Foundation, endowment
Pro Asyl: “Human rights are no longer a matter of course”

Ibrahim Arslan (l) is awarded the human rights prize by Pro Asyl on behalf of the VBRG association. photo

© Marcus Brandt/dpa/Archive

According to Pro Asyl, it is crucial that parties support the right to stay for victims of racist violence. Otherwise, the “human dignity” is in danger – especially in the current times.

The foundation recognizes this by awarding its human rights prize Pro Asyl Morgen in Frankfurt the use of nationwide counseling centers for those affected by right-wing, racist and anti-Semitic violence. Representing the VBRG association, Ibrahim Arslan, Heike Kleffner and Sultana Sediqi were honored.

The award is a sign of solidarity with victims of right-wing violence and support for democratic civil society, it was said when the award winners were presented. This is particularly true at a time when people in Germany are being attacked on a daily basis for racist, right-wing, anti-Semitic and, increasingly, anti-trans and anti-queer motives.

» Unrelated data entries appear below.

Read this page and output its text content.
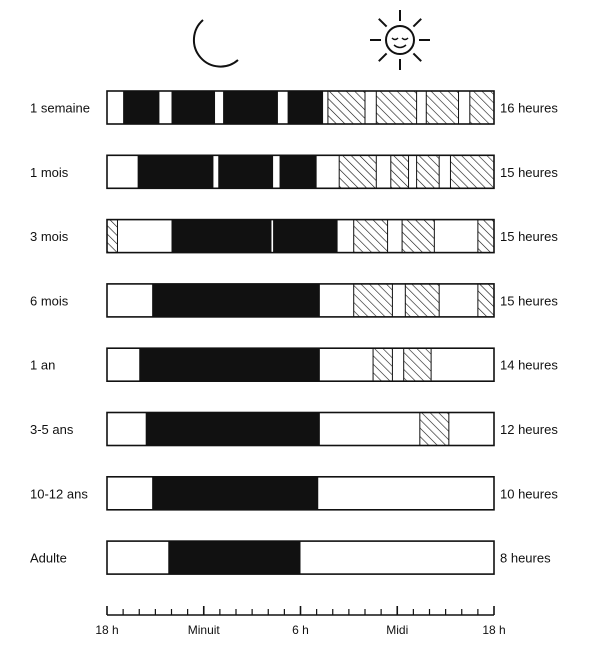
1 semaine	16 heures
1 mois	15 heures
3 mois	15 heures
6 mois	15 heures
1 an	14 heures
3-5 ans	12 heures
10-12 ans	10 heures
Adulte	8 heures
18 h	Minuit	6 h	Midi	18 h
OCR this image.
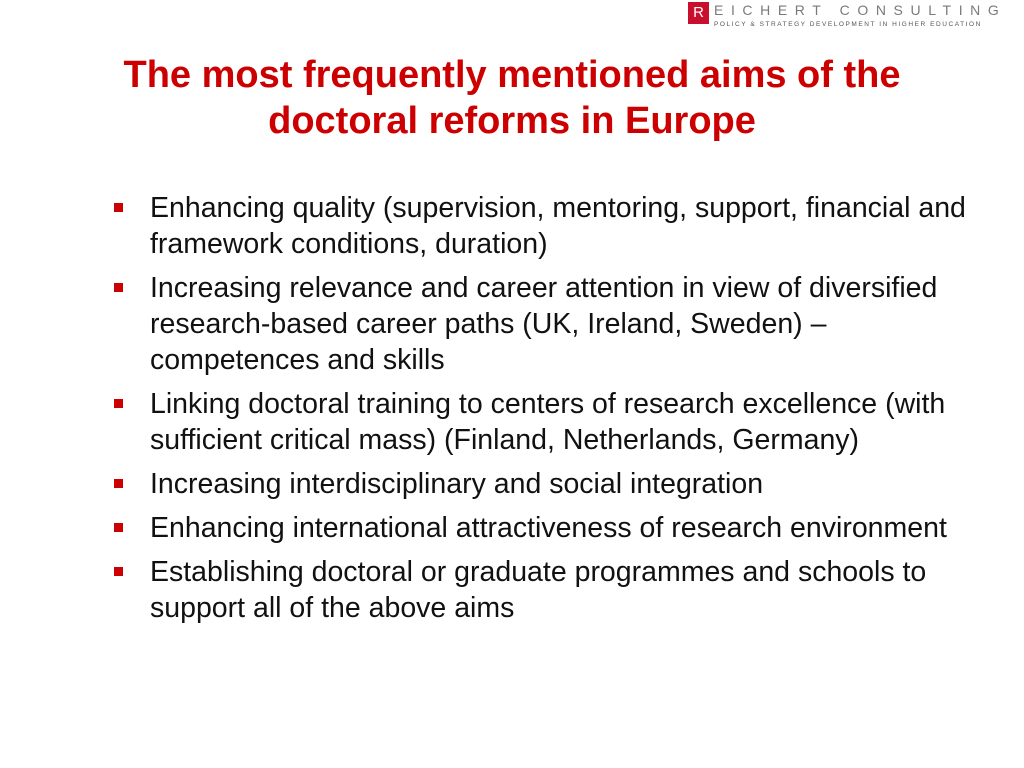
R EICHERT CONSULTING
POLICY & STRATEGY DEVELOPMENT IN HIGHER EDUCATION
The most frequently mentioned aims of the doctoral reforms in Europe
Enhancing quality (supervision, mentoring, support, financial and framework conditions, duration)
Increasing relevance and career attention in view of diversified research-based career paths (UK, Ireland, Sweden) – competences and skills
Linking doctoral training to centers of research excellence (with sufficient critical mass) (Finland, Netherlands, Germany)
Increasing interdisciplinary and social integration
Enhancing international attractiveness of research environment
Establishing doctoral or graduate programmes and schools to support all of the above aims
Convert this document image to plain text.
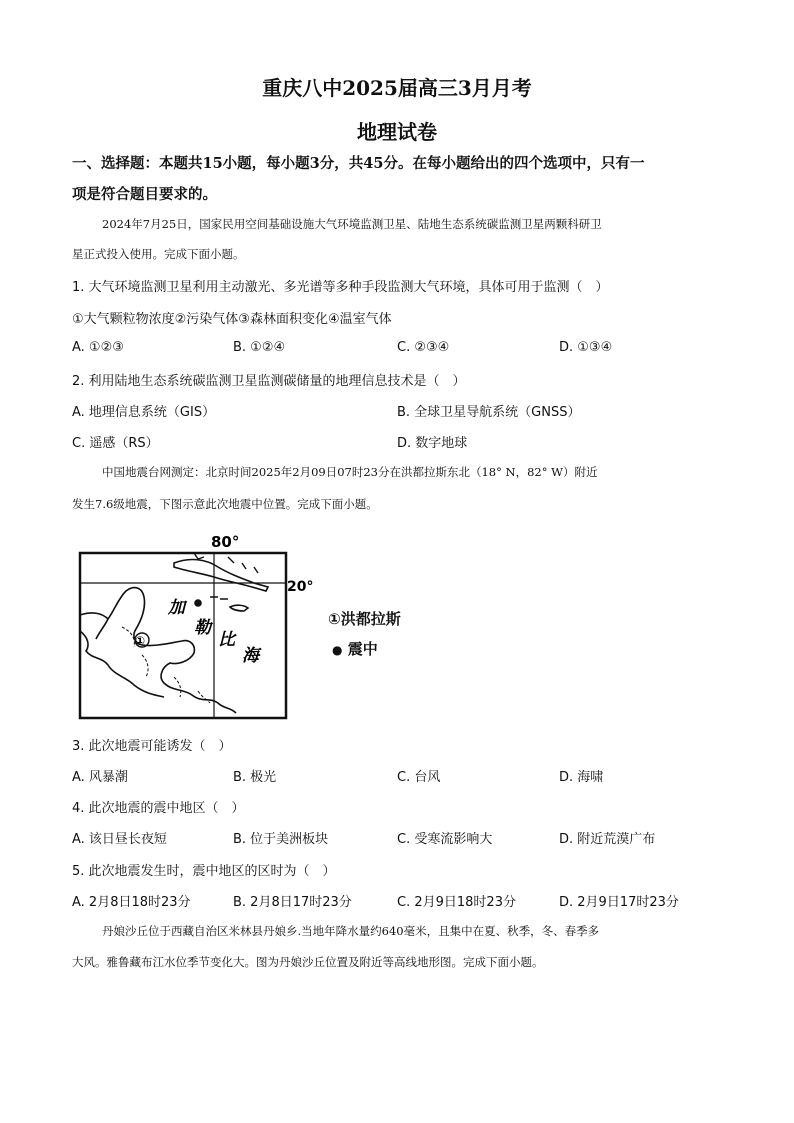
重庆八中2025届高三3月月考
地理试卷
一、选择题：本题共15小题，每小题3分，共45分。在每小题给出的四个选项中，只有一
项是符合题目要求的。
2024年7月25日，国家民用空间基础设施大气环境监测卫星、陆地生态系统碳监测卫星两颗科研卫
星正式投入使用。完成下面小题。
1. 大气环境监测卫星利用主动激光、多光谱等多种手段监测大气环境，具体可用于监测（　）
①大气颗粒物浓度②污染气体③森林面积变化④温室气体
A. ①②③	B. ①②④	C. ②③④	D. ①③④
2. 利用陆地生态系统碳监测卫星监测碳储量的地理信息技术是（　）
A. 地理信息系统（GIS）	B. 全球卫星导航系统（GNSS）
C. 遥感（RS）	D. 数字地球
中国地震台网测定：北京时间2025年2月09日07时23分在洪都拉斯东北（18° N，82° W）附近
发生7.6级地震，下图示意此次地震中位置。完成下面小题。
80°
20°
①
加
勒
比
海
①洪都拉斯
● 震中
3. 此次地震可能诱发（　）
A. 风暴潮	B. 极光	C. 台风	D. 海啸
4. 此次地震的震中地区（　）
A. 该日昼长夜短	B. 位于美洲板块	C. 受寒流影响大	D. 附近荒漠广布
5. 此次地震发生时，震中地区的区时为（　）
A. 2月8日18时23分	B. 2月8日17时23分	C. 2月9日18时23分	D. 2月9日17时23分
丹娘沙丘位于西藏自治区米林县丹娘乡.当地年降水量约640毫米，且集中在夏、秋季，冬、春季多
大风。雅鲁藏布江水位季节变化大。图为丹娘沙丘位置及附近等高线地形图。完成下面小题。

“We live in a time when human rights are no longer a matter of course,” said Halima Gutale, Chair of the Foundation Council. “If democratic parties don’t now resolutely and unequivocally publicly support the right to asylum and the right to stay for the victims of racist violence, then the foundation of our democracy will crumble: human dignity.”

VBRG: Impunity in many cases strengthens the perpetrators

The impunity in many cases of racist, right-wing and anti-Semitic violence discourages those attacked and strengthens the perpetrators, said Heike Kleffner, co-founder and managing director of the VBRG since 2018.

Sultana Sediqi, who fled Afghanistan with her family as a child and has lived in Thuringia for ten years, said racially motivated attacks on children and young people had doubled within a year and had a massive impact on the everyday lives of the families affected. “All too often families feel abandoned by the institutions of the rule of law.”

The survivors of racist attacks are the main witnesses and not extras, stressed Ibrahim Arslan, who survived the racist arson attack in Mölln in 1992 as a child. The perspective of the survivors must be at the center of the culture of remembrance. “We want the institutions to hand over commemoration authority to those affected,” he said.